Karyotyping – The chromosomes of the baby are examined by amniocentesis to detect
any chromosomal abnormality. White blood cells of individuals of any age can be
karyotyped to identify chromosomal abnormalities. Chromosomes are stained using
specific chemicals to show up dark lines or bands across them. Individual chromosomes
can be recognised by their banding pattern.
2.
Pedigree charts – The pedigree chart of a family can be studied to detect any
individuals heterozygous for a certain genetic disease.
Human Genome Project
This is a project being carried out to sequence the complete human genome – the complete
nucleotide sequence of the DNA of all the genes of a human cell. This involves the
collaborative work of scientists from all over the world, since there are 23 pairs of chromosomes
and each contains huge numbers of genes. It is believed that this project will help in the
identification, treatment and prevention of genetic diseases.
Cloning
A clone is a genetically identical copy of a cell, tissue, organ or even a whole organism. Cloning
can be used to produce farm animals with certain favourable characteristics. The following
steps are carried out:
1.
2.
3.
An egg is fertilized by a sperm in vitro. The 8-cell stage embryo resulting from this
fertilization is divided into separate cells.
Each cell is grown into a new embryo before being transferred to surrogate mothers such
as cattle or sheep.
If this process is repeated several times, a line of offspring are produced that are all
genetically identical. They are clones of the original embryo.
This technique allows the production of cattle and other food animals with strong characteristics,
such as resistance to disease and the production of low fat milk and meat.

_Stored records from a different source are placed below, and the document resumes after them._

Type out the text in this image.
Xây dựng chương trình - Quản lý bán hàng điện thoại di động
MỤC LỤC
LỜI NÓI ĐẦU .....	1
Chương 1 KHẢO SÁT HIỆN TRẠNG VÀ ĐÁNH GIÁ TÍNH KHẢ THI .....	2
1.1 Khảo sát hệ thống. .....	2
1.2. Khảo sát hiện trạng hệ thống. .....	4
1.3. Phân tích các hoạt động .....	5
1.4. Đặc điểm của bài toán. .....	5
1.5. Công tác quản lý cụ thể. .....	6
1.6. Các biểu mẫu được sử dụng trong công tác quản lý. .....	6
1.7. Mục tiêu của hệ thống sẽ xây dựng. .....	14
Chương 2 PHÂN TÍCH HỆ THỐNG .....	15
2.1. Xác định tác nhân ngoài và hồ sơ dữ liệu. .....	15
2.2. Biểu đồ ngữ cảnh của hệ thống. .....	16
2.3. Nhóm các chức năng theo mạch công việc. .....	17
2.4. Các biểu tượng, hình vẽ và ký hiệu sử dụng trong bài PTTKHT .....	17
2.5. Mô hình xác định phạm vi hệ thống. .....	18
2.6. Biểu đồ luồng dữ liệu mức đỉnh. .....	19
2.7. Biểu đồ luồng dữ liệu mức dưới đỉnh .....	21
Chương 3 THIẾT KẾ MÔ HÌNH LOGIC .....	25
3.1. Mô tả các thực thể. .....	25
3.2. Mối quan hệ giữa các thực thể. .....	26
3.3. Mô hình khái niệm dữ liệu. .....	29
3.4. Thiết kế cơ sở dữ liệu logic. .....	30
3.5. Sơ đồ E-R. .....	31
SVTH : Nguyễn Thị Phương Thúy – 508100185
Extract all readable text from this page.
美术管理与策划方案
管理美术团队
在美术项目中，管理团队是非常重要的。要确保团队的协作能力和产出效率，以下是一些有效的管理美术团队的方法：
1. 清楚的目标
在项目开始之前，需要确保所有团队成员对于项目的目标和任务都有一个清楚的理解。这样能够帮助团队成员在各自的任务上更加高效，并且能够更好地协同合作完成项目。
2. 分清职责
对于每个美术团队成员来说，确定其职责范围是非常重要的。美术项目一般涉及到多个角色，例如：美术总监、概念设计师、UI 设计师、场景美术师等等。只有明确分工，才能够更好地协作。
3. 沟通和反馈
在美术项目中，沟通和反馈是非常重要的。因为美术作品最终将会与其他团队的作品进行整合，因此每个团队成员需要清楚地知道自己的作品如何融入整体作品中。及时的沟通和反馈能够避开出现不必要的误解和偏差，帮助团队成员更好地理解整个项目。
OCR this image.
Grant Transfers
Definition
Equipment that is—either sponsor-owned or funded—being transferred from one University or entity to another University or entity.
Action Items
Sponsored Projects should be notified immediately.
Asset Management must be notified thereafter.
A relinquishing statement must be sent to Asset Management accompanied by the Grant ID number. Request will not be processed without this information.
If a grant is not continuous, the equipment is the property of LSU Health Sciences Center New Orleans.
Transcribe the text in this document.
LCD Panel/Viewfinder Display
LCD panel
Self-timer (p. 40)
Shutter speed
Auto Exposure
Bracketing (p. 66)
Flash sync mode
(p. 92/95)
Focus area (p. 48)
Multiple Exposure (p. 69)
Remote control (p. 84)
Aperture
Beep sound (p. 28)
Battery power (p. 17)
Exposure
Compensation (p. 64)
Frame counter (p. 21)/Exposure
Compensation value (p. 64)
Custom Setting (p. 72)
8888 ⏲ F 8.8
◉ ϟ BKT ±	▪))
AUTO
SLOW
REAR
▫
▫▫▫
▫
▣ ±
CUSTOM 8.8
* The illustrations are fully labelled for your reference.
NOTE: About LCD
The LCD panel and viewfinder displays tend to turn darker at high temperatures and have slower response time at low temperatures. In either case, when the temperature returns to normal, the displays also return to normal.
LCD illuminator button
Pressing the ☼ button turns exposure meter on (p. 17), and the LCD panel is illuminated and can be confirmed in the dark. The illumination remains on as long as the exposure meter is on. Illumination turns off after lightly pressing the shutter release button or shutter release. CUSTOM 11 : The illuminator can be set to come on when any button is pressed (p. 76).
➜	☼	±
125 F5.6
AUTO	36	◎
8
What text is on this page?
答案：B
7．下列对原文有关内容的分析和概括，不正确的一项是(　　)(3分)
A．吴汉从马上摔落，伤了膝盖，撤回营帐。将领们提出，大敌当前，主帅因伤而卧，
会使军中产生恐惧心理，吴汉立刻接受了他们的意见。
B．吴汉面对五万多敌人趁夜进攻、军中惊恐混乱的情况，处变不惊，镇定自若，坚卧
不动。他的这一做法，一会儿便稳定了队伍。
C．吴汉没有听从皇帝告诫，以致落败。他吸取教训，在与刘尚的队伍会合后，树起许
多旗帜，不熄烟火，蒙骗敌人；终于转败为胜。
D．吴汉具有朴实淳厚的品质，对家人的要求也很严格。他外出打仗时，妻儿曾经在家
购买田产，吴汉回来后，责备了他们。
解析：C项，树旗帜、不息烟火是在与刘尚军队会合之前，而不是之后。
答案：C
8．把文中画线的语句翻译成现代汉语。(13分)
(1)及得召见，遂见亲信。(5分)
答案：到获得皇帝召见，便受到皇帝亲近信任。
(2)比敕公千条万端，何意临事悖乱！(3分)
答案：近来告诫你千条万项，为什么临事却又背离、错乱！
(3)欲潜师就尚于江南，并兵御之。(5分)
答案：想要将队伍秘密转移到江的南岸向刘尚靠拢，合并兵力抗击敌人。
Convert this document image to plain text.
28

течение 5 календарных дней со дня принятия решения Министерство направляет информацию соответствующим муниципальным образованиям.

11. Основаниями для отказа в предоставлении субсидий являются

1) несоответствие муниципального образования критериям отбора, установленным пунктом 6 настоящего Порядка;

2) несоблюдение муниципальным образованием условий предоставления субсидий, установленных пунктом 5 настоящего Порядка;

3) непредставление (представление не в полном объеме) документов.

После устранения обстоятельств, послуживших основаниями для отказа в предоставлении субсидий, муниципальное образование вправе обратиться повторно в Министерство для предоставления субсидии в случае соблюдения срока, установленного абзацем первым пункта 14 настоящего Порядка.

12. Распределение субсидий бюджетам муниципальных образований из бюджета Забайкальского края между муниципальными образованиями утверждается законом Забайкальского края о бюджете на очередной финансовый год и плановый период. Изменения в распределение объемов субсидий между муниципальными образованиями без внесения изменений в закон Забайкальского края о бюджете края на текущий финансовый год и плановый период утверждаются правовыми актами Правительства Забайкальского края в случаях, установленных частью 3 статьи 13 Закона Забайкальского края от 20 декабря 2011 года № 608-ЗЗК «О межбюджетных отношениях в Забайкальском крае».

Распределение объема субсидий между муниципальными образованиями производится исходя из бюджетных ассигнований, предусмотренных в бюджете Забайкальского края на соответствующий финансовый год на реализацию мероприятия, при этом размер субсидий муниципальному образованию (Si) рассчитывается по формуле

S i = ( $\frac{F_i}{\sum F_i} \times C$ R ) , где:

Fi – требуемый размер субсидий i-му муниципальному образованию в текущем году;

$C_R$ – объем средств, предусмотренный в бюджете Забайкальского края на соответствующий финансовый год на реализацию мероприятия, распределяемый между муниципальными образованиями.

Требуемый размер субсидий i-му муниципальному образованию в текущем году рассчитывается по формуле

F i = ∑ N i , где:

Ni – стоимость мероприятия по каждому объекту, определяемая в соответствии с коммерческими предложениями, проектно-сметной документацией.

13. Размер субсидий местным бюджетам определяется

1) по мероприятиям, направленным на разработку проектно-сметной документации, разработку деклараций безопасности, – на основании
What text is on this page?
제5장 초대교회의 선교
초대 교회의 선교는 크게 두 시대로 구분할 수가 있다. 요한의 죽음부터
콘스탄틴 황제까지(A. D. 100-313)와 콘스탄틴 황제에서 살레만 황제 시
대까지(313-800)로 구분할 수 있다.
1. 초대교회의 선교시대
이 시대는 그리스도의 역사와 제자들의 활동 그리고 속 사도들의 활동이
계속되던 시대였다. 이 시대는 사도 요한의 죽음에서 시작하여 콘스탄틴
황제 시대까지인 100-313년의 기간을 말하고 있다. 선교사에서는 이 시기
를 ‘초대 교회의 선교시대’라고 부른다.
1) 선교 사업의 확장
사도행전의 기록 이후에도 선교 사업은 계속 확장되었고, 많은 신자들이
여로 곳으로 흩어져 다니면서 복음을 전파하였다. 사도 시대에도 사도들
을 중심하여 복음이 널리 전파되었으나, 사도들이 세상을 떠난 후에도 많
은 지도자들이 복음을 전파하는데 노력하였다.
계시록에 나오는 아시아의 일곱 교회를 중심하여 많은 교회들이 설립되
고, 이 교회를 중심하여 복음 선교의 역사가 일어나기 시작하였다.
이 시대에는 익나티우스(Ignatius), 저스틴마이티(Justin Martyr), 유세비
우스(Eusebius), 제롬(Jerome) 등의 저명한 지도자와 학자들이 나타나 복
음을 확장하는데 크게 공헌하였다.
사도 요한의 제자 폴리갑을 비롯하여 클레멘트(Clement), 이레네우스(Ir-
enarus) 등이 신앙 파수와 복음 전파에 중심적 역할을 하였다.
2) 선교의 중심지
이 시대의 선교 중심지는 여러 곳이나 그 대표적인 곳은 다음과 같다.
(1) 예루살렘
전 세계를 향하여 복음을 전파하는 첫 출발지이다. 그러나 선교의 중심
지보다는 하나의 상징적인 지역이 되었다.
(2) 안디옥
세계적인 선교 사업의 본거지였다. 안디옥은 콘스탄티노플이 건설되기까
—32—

The cloned cell can be genetically engineered to contain DNA from another organism that
codes for a certain protein. The organisms containing this transferred DNA are called
transgenic organisms. Transgenic animals include dairy cattle, beef, sheep and fish.
Using this technique fish eggs were injected with DNA that codes for growth hormone. The
eggs were cloned and allowed to grow and produce fish three times the size of ordinary fish.
In humans cloning occurs naturally in the case of identical (monozygotic) twins. Artificially, an
embryo can be separated into cells that can all grow into babies that are all identical. This
obviously has ethical implications, and many people are worried about it leading to the selection
of the fittest and the production of a super race.
Crop and Animal Breeding
Selective breeding of plants and animals has enabled the production of varieties with favourable
characteristics. Cabbage, cauliflower, broccoli and brussel sprouts were all produced from
mustard – the wild variety of this species. Parents with the desired characteristics are allowed
to mate in order to produce a variety that combines strong characteristics from both parents.
Selective breeding has enabled the production of farm animals with high yields of milk, meat,
wool, proteins, etc, as well as high resistance to disease.